Amnistie Internationale

Chers lecteurs et lectrices, je suppose que quand vous voyez les mots «amnistie» et «internationale» côte à côte vous pensez tout de suite à l’association de défense des prisonniers qui croupissent dans les prisons iraniennes, congolaises ou nord-coréennes pour des délits qu’ils n’ont pas commis ou des opinions qu’ils devraient être libres d’exprimer.

Cette semaine, le public canadien (et je l’espère, français) a vu que Amnistie Internationale agit aussi chez nous, dans des démocraties qu’on croit pourtant à l’abri de tels abus. Nous devons cette triste révélation au professeur Hassan Diab d’Ottawa, arrêté et mis en détention en 2008, puis extradé en France en 2014 pour y répondre à des accusations d’attentat terroriste sur une synagogue parisienne en 1980.

Monsieur Diab aura passé trois ans dans une prison à sécurité maximum en France, en isolement 22 heures par jour, pour un crime qu’il n’avait de toutes évidences pas commis puisqu’il était à l’université de Beirut, au Liban, au moment des faits, détail d’importance confirmé par de nombreux documents, dont son passeport.

ntre 2008 et 2014, plusieurs juges canadiens ont indiqué que le dossier contre Monsieur Diab n’était pas crédible. Cela n’a pas empêché le ministre de la Justice du gouvernement Harper de répondre à la demande d’extradition de la France qui, de son côté, a pris trois ans pour que ses juges révisent à leur tour le dossier et rejettent toute idée de poursuite.

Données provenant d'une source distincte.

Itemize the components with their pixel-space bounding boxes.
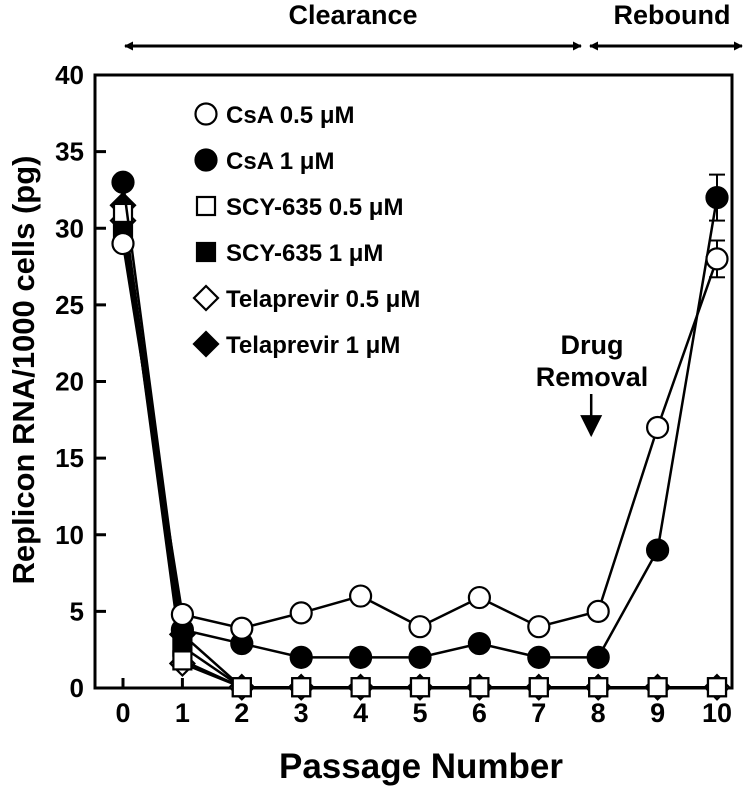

Alors, pourquoi cette dramatique erreur? Sans doute à cause de l’origine libanaise de Monsieur Diab qui, lui, répond tout simplement: «C’est une erreur institutionnelle». Les juges au Canada ont eu beau dire que le cas contre monsieur Diab était inexistant, la loi sur l’extradition relève du gouvernement et n’exige qu’une demande écrite du pays concerné. De quoi nous faire froid dans le dos, d’autant plus que sans l’implication du chapitre d’Amnistie Internationale à Ottawa, sans sa lutte acharnée pour ramener monsieur Diab au Canada, il est fort probable que son calvaire ne serait pas terminé.

Le gouvernement Trudeau promet de revoir au plus vite cette loi sur l’extradition, entre temps méditons le vieil adage: «Avant d’aller critiquer les autres, il est bon parfois de balayer devant sa porte».